Thursday, April 01, 2004

No Limit Cat Burn With Fruit
part thumb at taste science though edge knowledge only left kiss he through then number broken tail almost name roll

I'm getting this sort of magnetic poetry/Melvins lyrics-style spam these days. It would be cool if it wasn't so evil and annoying.

shoe belief machine degree natural neck right cheap blow small tail bridge book for with doubt potato quiet rest position nerve not almost kiss kick organization wing female angry violent jump sneeze advertisement twist jump no limit cat burn with fruit humorice milk system see tree bright harbor other detail judge normal snake

Empire Games
On a side trip this morning to Benwell-Atkins, I walked down Glen Street past the VCC King Edward Campus. There's a little historical plaque at Glen and 8th that I've never noticed before. It pays homage to the Empire Oval, the velodrome built for the 1954 British Empire Games and demolished in 1980 to make way for the college.

The plaque features a tranquil and mysterious B&W photo of the empty racetrack, with its banked corners shining in the sunlight.
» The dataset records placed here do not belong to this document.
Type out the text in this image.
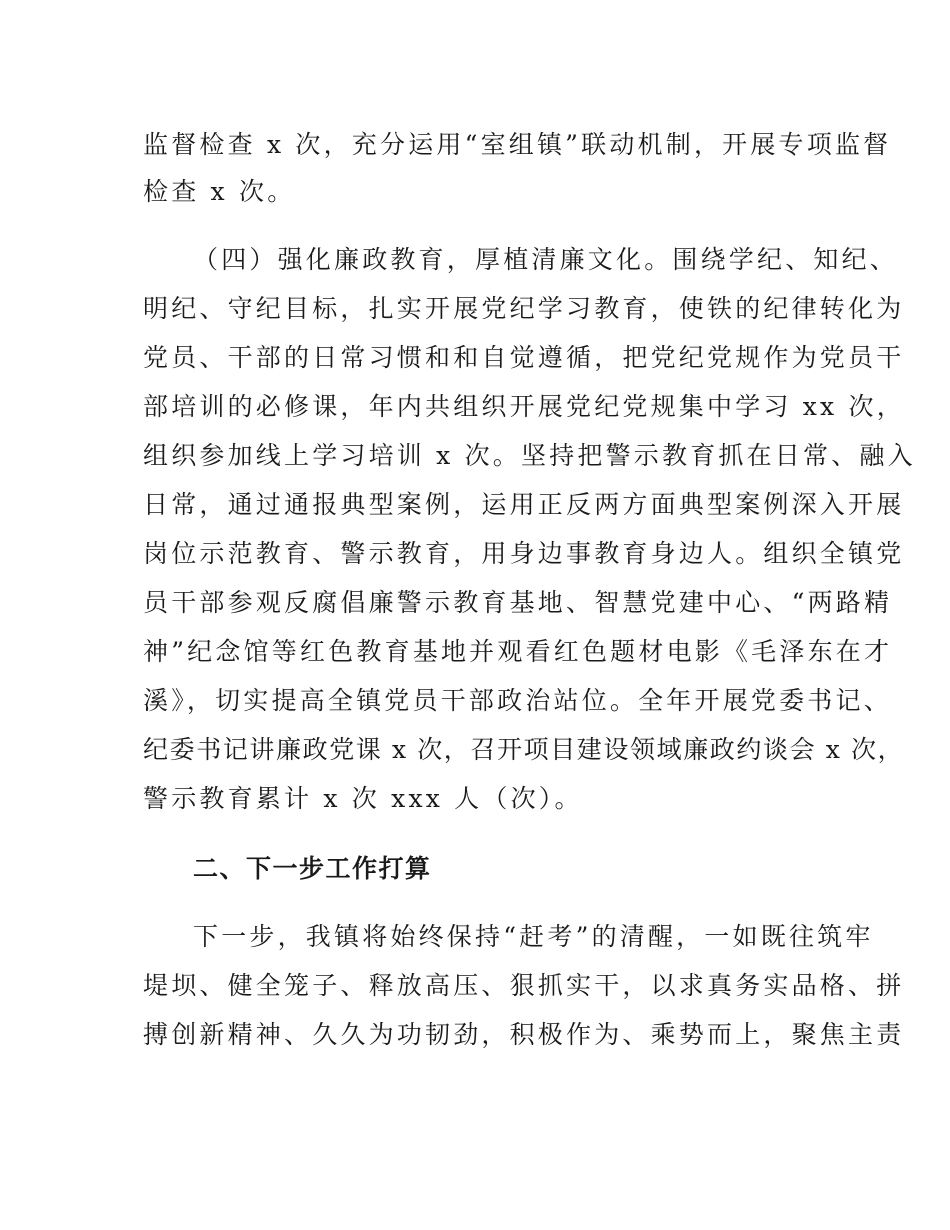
监督检查 x 次，充分运用“室组镇”联动机制，开展专项监督
检查 x 次。
（四）强化廉政教育，厚植清廉文化。围绕学纪、知纪、
明纪、守纪目标，扎实开展党纪学习教育，使铁的纪律转化为
党员、干部的日常习惯和和自觉遵循，把党纪党规作为党员干
部培训的必修课，年内共组织开展党纪党规集中学习 xx 次，
组织参加线上学习培训 x 次。坚持把警示教育抓在日常、融入
日常，通过通报典型案例，运用正反两方面典型案例深入开展
岗位示范教育、警示教育，用身边事教育身边人。组织全镇党
员干部参观反腐倡廉警示教育基地、智慧党建中心、“两路精
神”纪念馆等红色教育基地并观看红色题材电影《毛泽东在才
溪》，切实提高全镇党员干部政治站位。全年开展党委书记、
纪委书记讲廉政党课 x 次，召开项目建设领域廉政约谈会 x 次，
警示教育累计 x 次 xxx 人（次）。
二、下一步工作打算
下一步，我镇将始终保持“赶考”的清醒，一如既往筑牢
堤坝、健全笼子、释放高压、狠抓实干，以求真务实品格、拼
搏创新精神、久久为功韧劲，积极作为、乘势而上，聚焦主责
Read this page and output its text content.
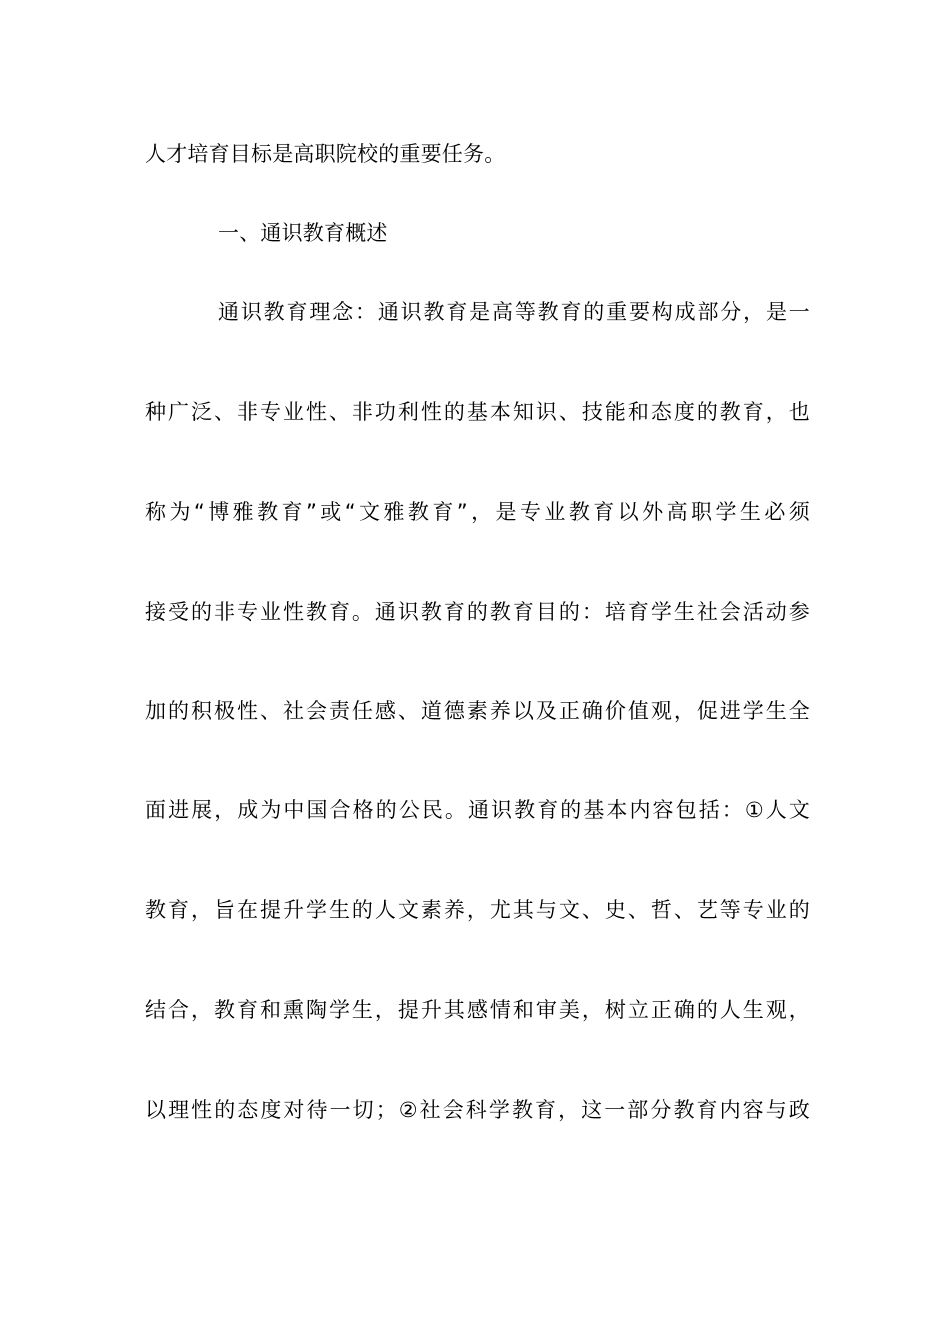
人才培育目标是高职院校的重要任务。
一、通识教育概述
通识教育理念：通识教育是高等教育的重要构成部分，是一
种广泛、非专业性、非功利性的基本知识、技能和态度的教育，也
称为“博雅教育”或“文雅教育”，是专业教育以外高职学生必须
接受的非专业性教育。通识教育的教育目的：培育学生社会活动参
加的积极性、社会责任感、道德素养以及正确价值观，促进学生全
面进展，成为中国合格的公民。通识教育的基本内容包括：①人文
教育，旨在提升学生的人文素养，尤其与文、史、哲、艺等专业的
结合，教育和熏陶学生，提升其感情和审美，树立正确的人生观，
以理性的态度对待一切；②社会科学教育，这一部分教育内容与政
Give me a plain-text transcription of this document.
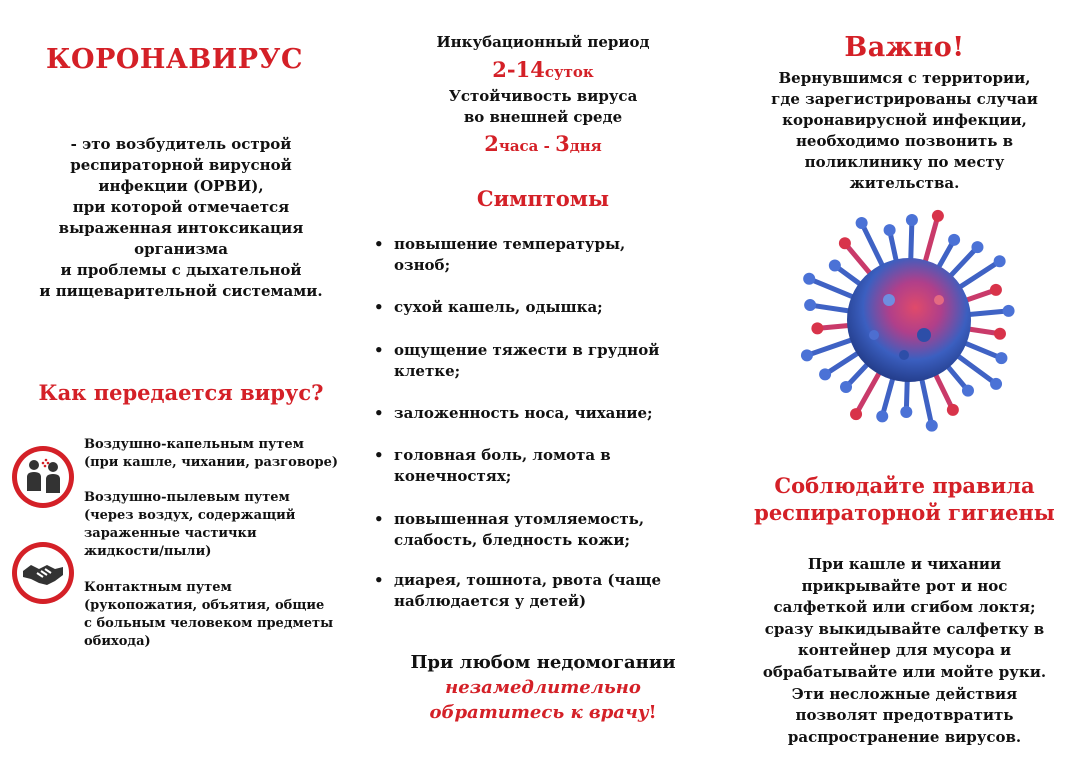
КОРОНАВИРУС

- это возбудитель острой
респираторной вирусной
инфекции (ОРВИ),
при которой отмечается
выраженная интоксикация
организма
и проблемы с дыхательной
и пищеварительной системами.

Как передается вирус?
Воздушно-капельным путем
(при кашле, чихании, разговоре)
Воздушно-пылевым путем
(через воздух, содержащий
зараженные частички
жидкости/пыли)
Контактным путем
(рукопожатия, объятия, общие
с больным человеком предметы
обихода)
Инкубационный период
2-14суток
Устойчивость вируса
во внешней среде
2часа - 3дня
Симптомы
• повышение температуры,
озноб;
• сухой кашель, одышка;
• ощущение тяжести в грудной
клетке;
• заложенность носа, чихание;
• головная боль, ломота в
конечностях;
• повышенная утомляемость,
слабость, бледность кожи;
• диарея, тошнота, рвота (чаще
наблюдается у детей)
При любом недомогании
незамедлительно
обратитесь к врачу!
Важно!

Вернувшимся с территории,
где зарегистрированы случаи
коронавирусной инфекции,
необходимо позвонить в
поликлинику по месту
жительства.

Соблюдайте правила
респираторной гигиены

При кашле и чихании
прикрывайте рот и нос
салфеткой или сгибом локтя;
сразу выкидывайте салфетку в
контейнер для мусора и
обрабатывайте или мойте руки.
Эти несложные действия
позволят предотвратить
распространение вирусов.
I remember driving by it as a kid, but I never saw it up close. The velodrome was clearly a beautiful thing and I'm sure a lot of people were sad to see it join the other obsolete and dismantled sports facilities that litter this city.

I have the feeling that British Empire Games defined Vancouver in a way that Expo didn't and that the 2010 Olympics won't. Everybody knows about Landy and Bannister, but the games must have generated a lot of other compelling stories. Perhaps ACM can point me to the appropriate resources.

Other than stories, is there anything left of the 1954 Games? I think Empire Games Pool is still a going concern. There's the Miracle Mile Statue on the PNE grounds near Empire Stadium, which itself is long gone, bulldozed and trucked to the landfills like most of Vancouver's history.

And I guess the British Empire became the less Imperialist-sounding British Commonwealth. The task of modern-day empire building, as we're seeing, has been taken on by a bunch of amateurs.